Первые языки: немецкий и русский, к семи годам - французский. Материнское чтение вслух и музыка. Ундина, Рустем и Зораб, Царевна в зелени - из самостоятельно прочитанного. Нело и Патраш. Любимое занятие с четырех лет - чтение, с пяти лет - писание. Все, что любила, - любила до семи лет, и больше не полюбила ничего. Сорока семи лет от роду скажу, что все, что мне суждено было узнать, - узнала до семи лет, а все последующие сорок - осознавала.

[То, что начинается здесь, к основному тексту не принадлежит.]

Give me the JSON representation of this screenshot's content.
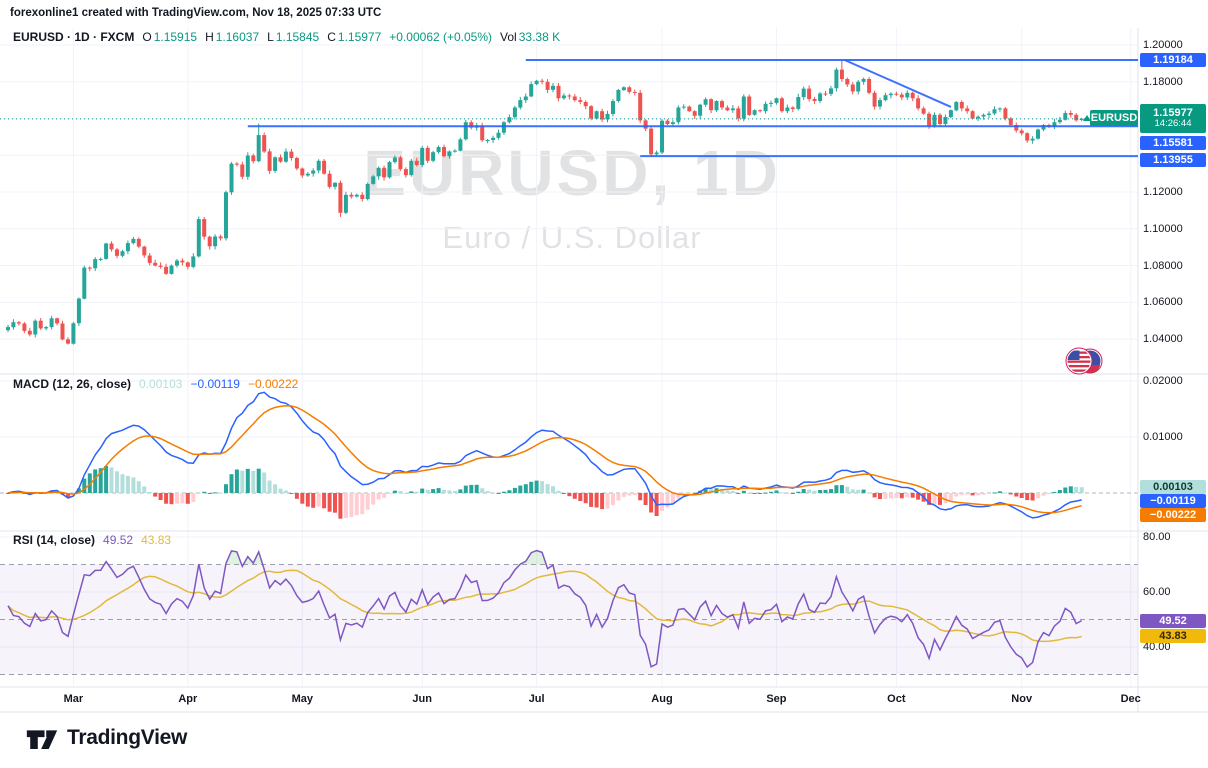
{
  "attribution": "forexonline1 created with TradingView.com, Nov 18, 2025 07:33 UTC",
  "header": {
    "symbol_line": "EURUSD · 1D · FXCM",
    "o_label": "O",
    "o": "1.15915",
    "h_label": "H",
    "h": "1.16037",
    "l_label": "L",
    "l": "1.15845",
    "c_label": "C",
    "c": "1.15977",
    "change": "+0.00062 (+0.05%)",
    "vol_label": "Vol",
    "vol": "33.38 K"
  },
  "watermark": {
    "line1": "EURUSD, 1D",
    "line2": "Euro / U.S. Dollar"
  },
  "badges": {
    "resistance": "1.19184",
    "last_price": "1.15977",
    "last_time": "14:26:44",
    "support_mid": "1.15581",
    "support_low": "1.13955",
    "symbol_label": "EURUSD",
    "macd_hist": "0.00103",
    "macd_line": "−0.00119",
    "macd_signal": "−0.00222",
    "rsi_value": "49.52",
    "rsi_ma_value": "43.83"
  },
  "macd_legend": {
    "title": "MACD (12, 26, close)",
    "hist": "0.00103",
    "macd": "−0.00119",
    "signal": "−0.00222"
  },
  "rsi_legend": {
    "title": "RSI (14, close)",
    "value": "49.52",
    "ma": "43.83"
  },
  "logo": {
    "text": "TradingView"
  },
  "palette": {
    "candle_up": "#26a69a",
    "candle_down": "#ef5350",
    "accent_teal": "#089981",
    "drawing_blue": "#2962ff",
    "macd_line": "#2962ff",
    "signal_line": "#f57c00",
    "hist_above_grow": "#26a69a",
    "hist_above_fall": "#b2dfdb",
    "hist_below_grow": "#ffcdd2",
    "hist_below_fall": "#ef5350",
    "rsi_line": "#7e57c2",
    "rsi_ma_line": "#e2b93b",
    "rsi_badge_bg": "#f0b90b",
    "grid": "#f0f3fa",
    "panel_border": "#e0e3eb",
    "text_dark": "#131722",
    "dashed": "#b2b5be",
    "band_dashed": "#9b9eab",
    "rsi_band_fill": "rgba(126,87,194,0.07)",
    "overbought_fill": "rgba(76,175,80,0.18)",
    "price_badge_bg": "#089981",
    "blue_badge_bg": "#2962ff"
  },
  "chart_data": {
    "type": "candlestick",
    "symbol": "EURUSD",
    "interval": "1D",
    "exchange": "FXCM",
    "last_bar": {
      "open": 1.15915,
      "high": 1.16037,
      "low": 1.15845,
      "close": 1.15977,
      "change": "+0.00062 (+0.05%)",
      "volume": "33.38 K"
    },
    "closes": [
      1.0465,
      1.0492,
      1.0485,
      1.0445,
      1.0425,
      1.05,
      1.0458,
      1.0465,
      1.0513,
      1.0485,
      1.0398,
      1.0375,
      1.0486,
      1.062,
      1.0789,
      1.0785,
      1.0835,
      1.0836,
      1.092,
      1.0888,
      1.0853,
      1.0878,
      1.0922,
      1.0945,
      1.0903,
      1.0855,
      1.0815,
      1.08,
      1.0793,
      1.0755,
      1.08,
      1.0827,
      1.0817,
      1.0793,
      1.085,
      1.1053,
      1.0957,
      1.0905,
      1.0958,
      1.0948,
      1.1199,
      1.1355,
      1.135,
      1.1283,
      1.1399,
      1.1368,
      1.151,
      1.1421,
      1.1315,
      1.1389,
      1.1365,
      1.142,
      1.1385,
      1.1328,
      1.129,
      1.13,
      1.1317,
      1.137,
      1.13,
      1.1228,
      1.125,
      1.1087,
      1.1185,
      1.1175,
      1.1185,
      1.1162,
      1.1244,
      1.1285,
      1.1332,
      1.128,
      1.1363,
      1.1388,
      1.1325,
      1.1292,
      1.137,
      1.1347,
      1.144,
      1.137,
      1.1417,
      1.1445,
      1.1395,
      1.142,
      1.1425,
      1.1487,
      1.158,
      1.155,
      1.1562,
      1.1482,
      1.1483,
      1.1495,
      1.1523,
      1.158,
      1.1607,
      1.166,
      1.17,
      1.172,
      1.1787,
      1.1805,
      1.18,
      1.1756,
      1.1778,
      1.171,
      1.1725,
      1.172,
      1.17,
      1.169,
      1.1667,
      1.16,
      1.164,
      1.1595,
      1.1625,
      1.1695,
      1.1755,
      1.177,
      1.1745,
      1.174,
      1.159,
      1.1545,
      1.1405,
      1.1415,
      1.1588,
      1.157,
      1.158,
      1.166,
      1.1665,
      1.164,
      1.1615,
      1.1675,
      1.1705,
      1.1645,
      1.1695,
      1.166,
      1.1645,
      1.1655,
      1.16,
      1.172,
      1.162,
      1.1645,
      1.164,
      1.168,
      1.1685,
      1.171,
      1.164,
      1.166,
      1.1652,
      1.1717,
      1.1763,
      1.1706,
      1.1695,
      1.1736,
      1.1734,
      1.1764,
      1.1866,
      1.1815,
      1.1785,
      1.1747,
      1.18,
      1.1815,
      1.174,
      1.1665,
      1.17,
      1.1727,
      1.1735,
      1.173,
      1.1715,
      1.174,
      1.171,
      1.1655,
      1.1626,
      1.156,
      1.162,
      1.157,
      1.1608,
      1.1645,
      1.169,
      1.1655,
      1.164,
      1.16,
      1.161,
      1.162,
      1.1627,
      1.165,
      1.1655,
      1.16,
      1.1565,
      1.1535,
      1.152,
      1.148,
      1.149,
      1.154,
      1.1565,
      1.1555,
      1.158,
      1.1593,
      1.163,
      1.162,
      1.159,
      1.15977
    ],
    "wick_overrides": {
      "46": {
        "h": 1.1573
      },
      "61": {
        "l": 1.1065
      },
      "118": {
        "l": 1.1392
      },
      "119": {
        "l": 1.1398
      },
      "153": {
        "h": 1.1919
      },
      "187": {
        "l": 1.1468
      },
      "197": {
        "o": 1.15915,
        "h": 1.16037,
        "l": 1.15845
      }
    },
    "time_axis": {
      "months": [
        {
          "label": "Mar",
          "index": 12
        },
        {
          "label": "Apr",
          "index": 33
        },
        {
          "label": "May",
          "index": 54
        },
        {
          "label": "Jun",
          "index": 76
        },
        {
          "label": "Jul",
          "index": 97
        },
        {
          "label": "Aug",
          "index": 120
        },
        {
          "label": "Sep",
          "index": 141
        },
        {
          "label": "Oct",
          "index": 163
        },
        {
          "label": "Nov",
          "index": 186
        },
        {
          "label": "Dec",
          "index": 206
        }
      ]
    },
    "price_axis": {
      "gridline_prices": [
        1.2,
        1.18,
        1.16,
        1.14,
        1.12,
        1.1,
        1.08,
        1.06,
        1.04
      ],
      "visible_labels": [
        {
          "v": 1.2,
          "t": "1.20000"
        },
        {
          "v": 1.18,
          "t": "1.18000"
        },
        {
          "v": 1.12,
          "t": "1.12000"
        },
        {
          "v": 1.1,
          "t": "1.10000"
        },
        {
          "v": 1.08,
          "t": "1.08000"
        },
        {
          "v": 1.06,
          "t": "1.06000"
        },
        {
          "v": 1.04,
          "t": "1.04000"
        }
      ],
      "last_price": 1.15977
    },
    "drawings": {
      "hlines": [
        {
          "price": 1.19184,
          "from_index": 95
        },
        {
          "price": 1.15581,
          "from_index": 44
        },
        {
          "price": 1.13955,
          "from_index": 116
        }
      ],
      "trendline": {
        "i1": 153.5,
        "p1": 1.19184,
        "i2": 173,
        "p2": 1.1663
      }
    },
    "macd_panel": {
      "settings": "MACD (12, 26, close)",
      "fast": 12,
      "slow": 26,
      "signal": 9,
      "last_values": {
        "hist": 0.00103,
        "macd": -0.00119,
        "signal": -0.00222
      },
      "axis_labels": [
        {
          "v": 0.02,
          "t": "0.02000"
        },
        {
          "v": 0.01,
          "t": "0.01000"
        }
      ]
    },
    "rsi_panel": {
      "settings": "RSI (14, close)",
      "length": 14,
      "last_values": {
        "rsi": 49.52,
        "rsi_ma": 43.83
      },
      "bands": {
        "upper": 70,
        "middle": 50,
        "lower": 30
      },
      "axis_labels": [
        {
          "v": 80,
          "t": "80.00"
        },
        {
          "v": 60,
          "t": "60.00"
        },
        {
          "v": 40,
          "t": "40.00"
        }
      ]
    }
  }
}
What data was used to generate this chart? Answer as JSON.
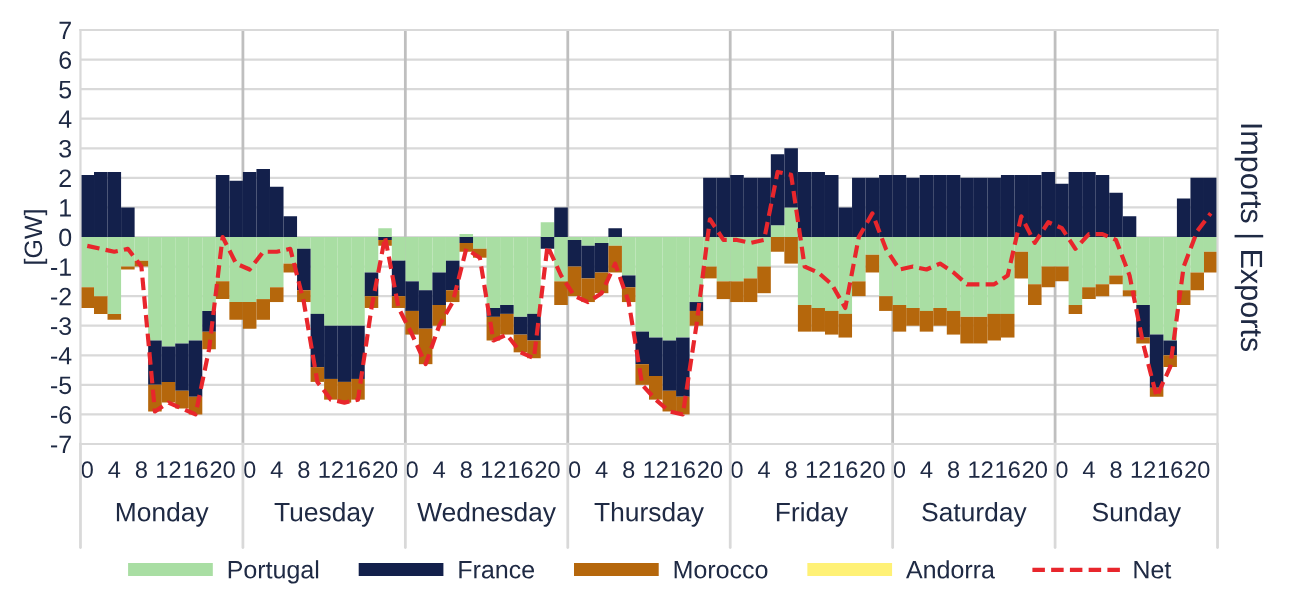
{
  "chart_data": {
    "type": "bar",
    "stacked": true,
    "ylabel": "[GW]",
    "y2label": "Imports | Exports",
    "categories": [
      "0",
      null,
      "4",
      null,
      "8",
      null,
      "12",
      null,
      "16",
      null,
      "20",
      null,
      "0",
      null,
      "4",
      null,
      "8",
      null,
      "12",
      null,
      "16",
      null,
      "20",
      null,
      "0",
      null,
      "4",
      null,
      "8",
      null,
      "12",
      null,
      "16",
      null,
      "20",
      null,
      "0",
      null,
      "4",
      null,
      "8",
      null,
      "12",
      null,
      "16",
      null,
      "20",
      null,
      "0",
      null,
      "4",
      null,
      "8",
      null,
      "12",
      null,
      "16",
      null,
      "20",
      null,
      "0",
      null,
      "4",
      null,
      "8",
      null,
      "12",
      null,
      "16",
      null,
      "20",
      null,
      "0",
      null,
      "4",
      null,
      "8",
      null,
      "12",
      null,
      "16",
      null,
      "20",
      null
    ],
    "annotations": [
      "Monday",
      "Tuesday",
      "Wednesday",
      "Thursday",
      "Friday",
      "Saturday",
      "Sunday"
    ],
    "ylim": [
      -7,
      7
    ],
    "yticks": [
      -7,
      -6,
      -5,
      -4,
      -3,
      -2,
      -1,
      0,
      1,
      2,
      3,
      4,
      5,
      6,
      7
    ],
    "grid": "y",
    "legend": "bottom",
    "series": [
      {
        "name": "Portugal",
        "color": "#a9dea3",
        "values": [
          -1.7,
          -2.0,
          -2.6,
          -1.0,
          -0.8,
          -3.5,
          -3.7,
          -3.6,
          -3.5,
          -2.5,
          -1.5,
          -2.2,
          -2.2,
          -2.1,
          -1.7,
          -0.9,
          -0.4,
          -2.6,
          -3.0,
          -3.0,
          -3.0,
          -1.2,
          0.3,
          -0.8,
          -1.5,
          -1.8,
          -1.2,
          -0.8,
          0.1,
          -0.4,
          -2.4,
          -2.3,
          -2.7,
          -2.6,
          0.5,
          -1.5,
          -0.1,
          -0.3,
          -0.2,
          -0.3,
          -1.3,
          -3.2,
          -3.4,
          -3.5,
          -3.4,
          -2.2,
          -1.0,
          -1.5,
          -1.5,
          -1.4,
          -1.0,
          0.4,
          1.0,
          -2.3,
          -2.4,
          -2.5,
          -2.6,
          -1.5,
          -0.6,
          -2.0,
          -2.3,
          -2.4,
          -2.5,
          -2.4,
          -2.5,
          -2.7,
          -2.7,
          -2.6,
          -2.6,
          -0.5,
          -1.6,
          -1.0,
          -1.0,
          -2.3,
          -1.7,
          -1.6,
          -1.3,
          -1.8,
          -2.3,
          -3.3,
          -3.5,
          -1.8,
          -1.2,
          -0.5
        ]
      },
      {
        "name": "France",
        "color": "#13204b",
        "values": [
          2.1,
          2.2,
          2.2,
          1.0,
          0.0,
          -1.5,
          -1.2,
          -1.6,
          -1.9,
          -0.7,
          2.1,
          1.9,
          2.2,
          2.3,
          1.7,
          0.7,
          -1.4,
          -1.8,
          -1.8,
          -1.9,
          -1.8,
          -0.8,
          -0.1,
          -1.2,
          -1.0,
          -1.3,
          -1.1,
          -1.0,
          -0.2,
          0.0,
          -0.3,
          -0.3,
          -0.6,
          -0.9,
          -0.4,
          1.0,
          -0.9,
          -1.1,
          -1.0,
          0.3,
          -0.4,
          -1.1,
          -1.3,
          -1.7,
          -2.0,
          -0.3,
          2.0,
          2.0,
          2.1,
          2.0,
          2.0,
          2.4,
          2.0,
          2.2,
          2.2,
          2.1,
          1.0,
          2.0,
          2.0,
          2.1,
          2.1,
          2.0,
          2.1,
          2.1,
          2.1,
          2.0,
          2.0,
          2.0,
          2.1,
          2.1,
          2.1,
          2.2,
          1.8,
          2.2,
          2.2,
          2.1,
          1.5,
          0.7,
          -1.1,
          -1.8,
          -0.5,
          1.3,
          2.0,
          2.0
        ]
      },
      {
        "name": "Morocco",
        "color": "#b5670c",
        "values": [
          -0.7,
          -0.6,
          -0.2,
          -0.1,
          -0.2,
          -0.9,
          -0.7,
          -0.6,
          -0.6,
          -0.6,
          -0.6,
          -0.6,
          -0.9,
          -0.7,
          -0.5,
          -0.3,
          -0.4,
          -0.5,
          -0.7,
          -0.7,
          -0.7,
          -0.4,
          -0.2,
          -0.4,
          -0.8,
          -1.2,
          -0.7,
          -0.4,
          -0.3,
          -0.3,
          -0.8,
          -0.7,
          -0.6,
          -0.6,
          null,
          -0.8,
          -1.0,
          -0.8,
          -0.7,
          -0.9,
          -0.5,
          -0.7,
          -0.8,
          -0.7,
          -0.6,
          -0.5,
          -0.4,
          -0.6,
          -0.7,
          -0.8,
          -0.9,
          -0.5,
          -0.9,
          -0.9,
          -0.8,
          -0.8,
          -0.8,
          -0.5,
          -0.6,
          -0.5,
          -0.9,
          -0.6,
          -0.7,
          -0.6,
          -0.8,
          -0.9,
          -0.9,
          -0.9,
          -0.8,
          -0.9,
          -0.7,
          -0.7,
          -0.5,
          -0.3,
          -0.4,
          -0.4,
          -0.3,
          -0.2,
          -0.2,
          -0.3,
          -0.4,
          -0.5,
          -0.6,
          -0.7
        ]
      },
      {
        "name": "Andorra",
        "color": "#fff176",
        "values": [
          null,
          null,
          null,
          null,
          null,
          null,
          null,
          null,
          null,
          null,
          null,
          null,
          null,
          null,
          null,
          null,
          null,
          null,
          null,
          null,
          null,
          null,
          null,
          null,
          null,
          null,
          null,
          null,
          null,
          null,
          null,
          null,
          null,
          null,
          null,
          null,
          null,
          null,
          null,
          null,
          null,
          null,
          null,
          null,
          null,
          null,
          null,
          null,
          null,
          null,
          null,
          null,
          null,
          null,
          null,
          null,
          null,
          null,
          null,
          null,
          null,
          null,
          null,
          null,
          null,
          null,
          null,
          null,
          null,
          null,
          null,
          null,
          null,
          null,
          null,
          null,
          null,
          null,
          null,
          null,
          null,
          null,
          null,
          null
        ]
      },
      {
        "name": "Net",
        "type": "line",
        "line_style": "dashed",
        "color": "#e8262c",
        "values": [
          -0.3,
          -0.4,
          -0.5,
          -0.4,
          -1.0,
          -5.9,
          -5.6,
          -5.8,
          -6.0,
          -3.8,
          0.0,
          -0.9,
          -1.1,
          -0.5,
          -0.5,
          -0.4,
          -2.2,
          -4.9,
          -5.5,
          -5.6,
          -5.5,
          -2.4,
          0.0,
          -2.4,
          -3.3,
          -4.3,
          -3.0,
          -2.2,
          -0.4,
          -0.7,
          -3.5,
          -3.3,
          -3.9,
          -4.1,
          -0.3,
          -1.3,
          -2.0,
          -2.2,
          -1.9,
          -0.9,
          -2.2,
          -5.0,
          -5.5,
          -5.9,
          -6.0,
          -3.0,
          0.6,
          -0.1,
          -0.1,
          -0.2,
          -0.1,
          2.2,
          2.1,
          -1.0,
          -1.2,
          -1.6,
          -2.4,
          0.0,
          0.8,
          -0.4,
          -1.1,
          -1.0,
          -1.1,
          -0.9,
          -1.2,
          -1.6,
          -1.6,
          -1.6,
          -1.3,
          0.7,
          -0.2,
          0.5,
          0.3,
          -0.4,
          0.1,
          0.1,
          -0.1,
          -1.3,
          -3.6,
          -5.4,
          -4.4,
          -1.0,
          0.2,
          0.8
        ]
      }
    ]
  }
}
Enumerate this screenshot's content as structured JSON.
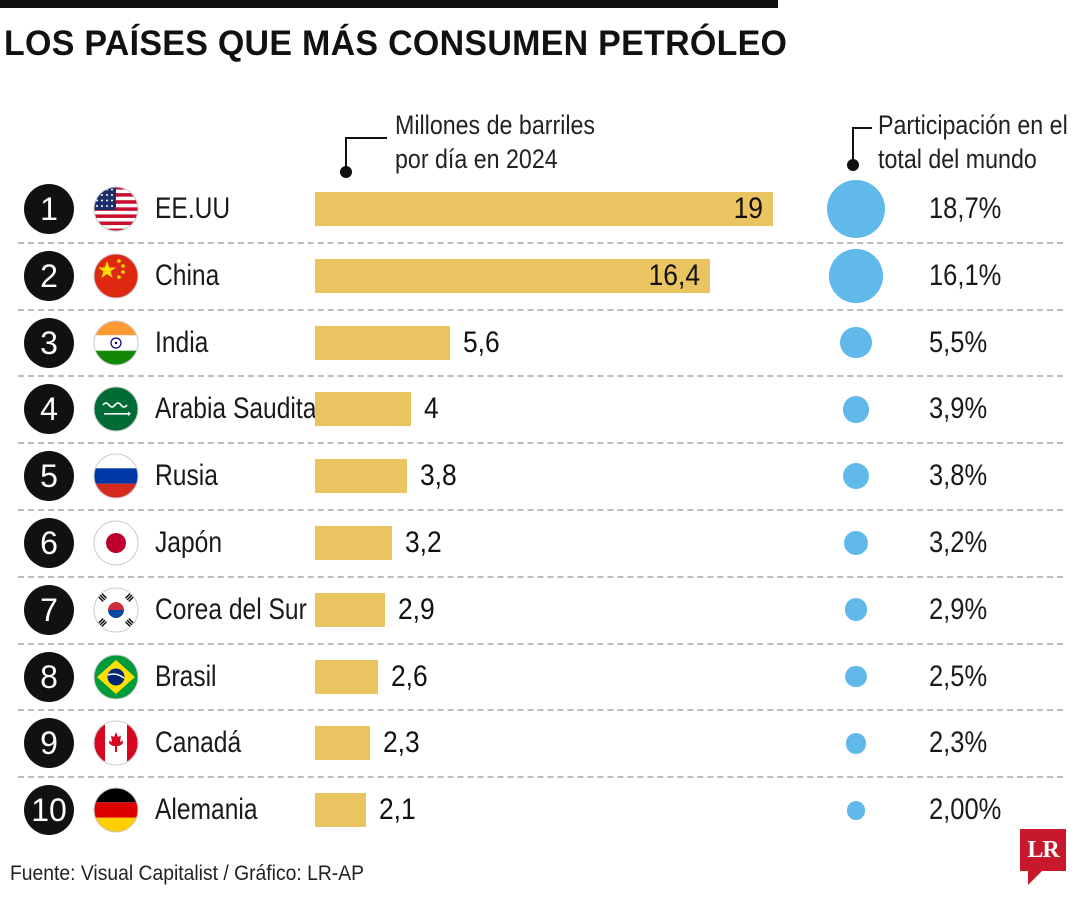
{
  "title": "LOS PAÍSES QUE MÁS CONSUMEN PETRÓLEO",
  "legend": {
    "barras_line1": "Millones de barriles",
    "barras_line2": "por día en 2024",
    "participacion_line1": "Participación en el",
    "participacion_line2": "total del mundo"
  },
  "source": "Fuente: Visual Capitalist / Gráfico: LR-AP",
  "logo_text": "LR",
  "colors": {
    "bar": "#ebc462",
    "bubble": "#61b9ea",
    "rank_badge": "#111111",
    "logo": "#c8182b"
  },
  "chart_data": {
    "type": "bar",
    "title": "LOS PAÍSES QUE MÁS CONSUMEN PETRÓLEO",
    "xlabel": "Millones de barriles por día en 2024",
    "ylabel": "",
    "xlim": [
      0,
      19
    ],
    "categories": [
      "EE.UU",
      "China",
      "India",
      "Arabia Saudita",
      "Rusia",
      "Japón",
      "Corea del Sur",
      "Brasil",
      "Canadá",
      "Alemania"
    ],
    "ranks": [
      "1",
      "2",
      "3",
      "4",
      "5",
      "6",
      "7",
      "8",
      "9",
      "10"
    ],
    "flags": [
      "us-flag-icon",
      "china-flag-icon",
      "india-flag-icon",
      "saudi-arabia-flag-icon",
      "russia-flag-icon",
      "japan-flag-icon",
      "south-korea-flag-icon",
      "brazil-flag-icon",
      "canada-flag-icon",
      "germany-flag-icon"
    ],
    "series": [
      {
        "name": "Millones de barriles por día en 2024",
        "values": [
          19,
          16.4,
          5.6,
          4,
          3.8,
          3.2,
          2.9,
          2.6,
          2.3,
          2.1
        ],
        "labels": [
          "19",
          "16,4",
          "5,6",
          "4",
          "3,8",
          "3,2",
          "2,9",
          "2,6",
          "2,3",
          "2,1"
        ]
      },
      {
        "name": "Participación en el total del mundo",
        "values": [
          18.7,
          16.1,
          5.5,
          3.9,
          3.8,
          3.2,
          2.9,
          2.5,
          2.3,
          2.0
        ],
        "labels": [
          "18,7%",
          "16,1%",
          "5,5%",
          "3,9%",
          "3,8%",
          "3,2%",
          "2,9%",
          "2,5%",
          "2,3%",
          "2,00%"
        ]
      }
    ]
  }
}
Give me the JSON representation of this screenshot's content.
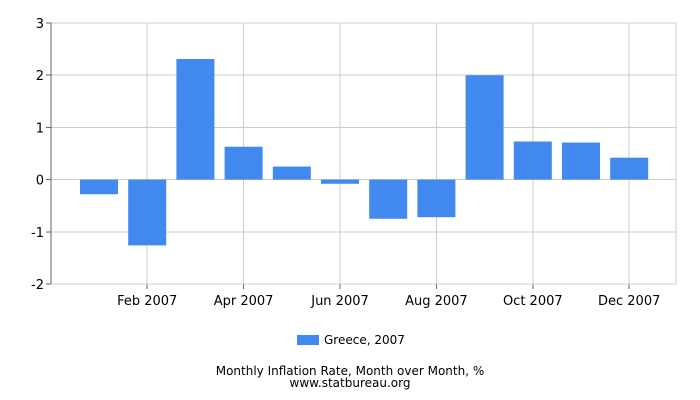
{
  "chart_data": {
    "type": "bar",
    "categories": [
      "Jan 2007",
      "Feb 2007",
      "Mar 2007",
      "Apr 2007",
      "May 2007",
      "Jun 2007",
      "Jul 2007",
      "Aug 2007",
      "Sep 2007",
      "Oct 2007",
      "Nov 2007",
      "Dec 2007"
    ],
    "x_tick_labels": [
      "Feb 2007",
      "Apr 2007",
      "Jun 2007",
      "Aug 2007",
      "Oct 2007",
      "Dec 2007"
    ],
    "series": [
      {
        "name": "Greece, 2007",
        "values": [
          -0.28,
          -1.26,
          2.31,
          0.63,
          0.25,
          -0.08,
          -0.75,
          -0.72,
          2.0,
          0.73,
          0.71,
          0.42
        ]
      }
    ],
    "ylim": [
      -2,
      3
    ],
    "y_ticks": [
      3,
      2,
      1,
      0,
      -1,
      -2
    ],
    "grid": true,
    "legend_position": "bottom",
    "title": "Monthly Inflation Rate, Month over Month, %",
    "source": "www.statbureau.org",
    "xlabel": "",
    "ylabel": ""
  },
  "colors": {
    "bar": "#4189EE",
    "grid": "#CCCCCC",
    "axis": "#666666"
  }
}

Мать - сама лирическая стихия. Я у своей матери старшая дочь, но любимая - не я. Мною она гордится, вторую - любит. Ранняя обида на недостаточность любви. Детство до десяти лет - старый дом в Трехпрудном переулке (Москва) и одинокая дача Песочная, на Оке, близ города Тарусы Калужской губернии.
Первая школа - музыкальная школа Зограф-Плаксиной в Мерзляковском переулке, куда поступаю самой младшей ученицей, неполных шести лет. Следующая - IV гимназия, куда поступаю в приготовительный класс. Осенью 1902 г. уезжаю с больной матерью на Итальянскую Ривьеру, в городок Nervi, близ Генуи, где впервые знакомлюсь с русскими революционерами и понятием Революция. Пишу Революционные стихи, которые печатают в Женеве. Весной 1902 г. поступаю во французский интернат в Лозанне, где остаюсь полтора года. Пишу французские стихи. Летом 1904 г. еду с матерью в Германию, в Шварцвальд, где осенью поступаю в интернат во Фрайбурге. Пишу немецкие стихи. Самая любимая книга тех времен - "Лихтенштейн" В. Гауфа. Летом 1906 г. возвращаюсь с матерью в Россию. Мать, не доехав до Москвы, умирает на даче Песочная, близ города Тарусы.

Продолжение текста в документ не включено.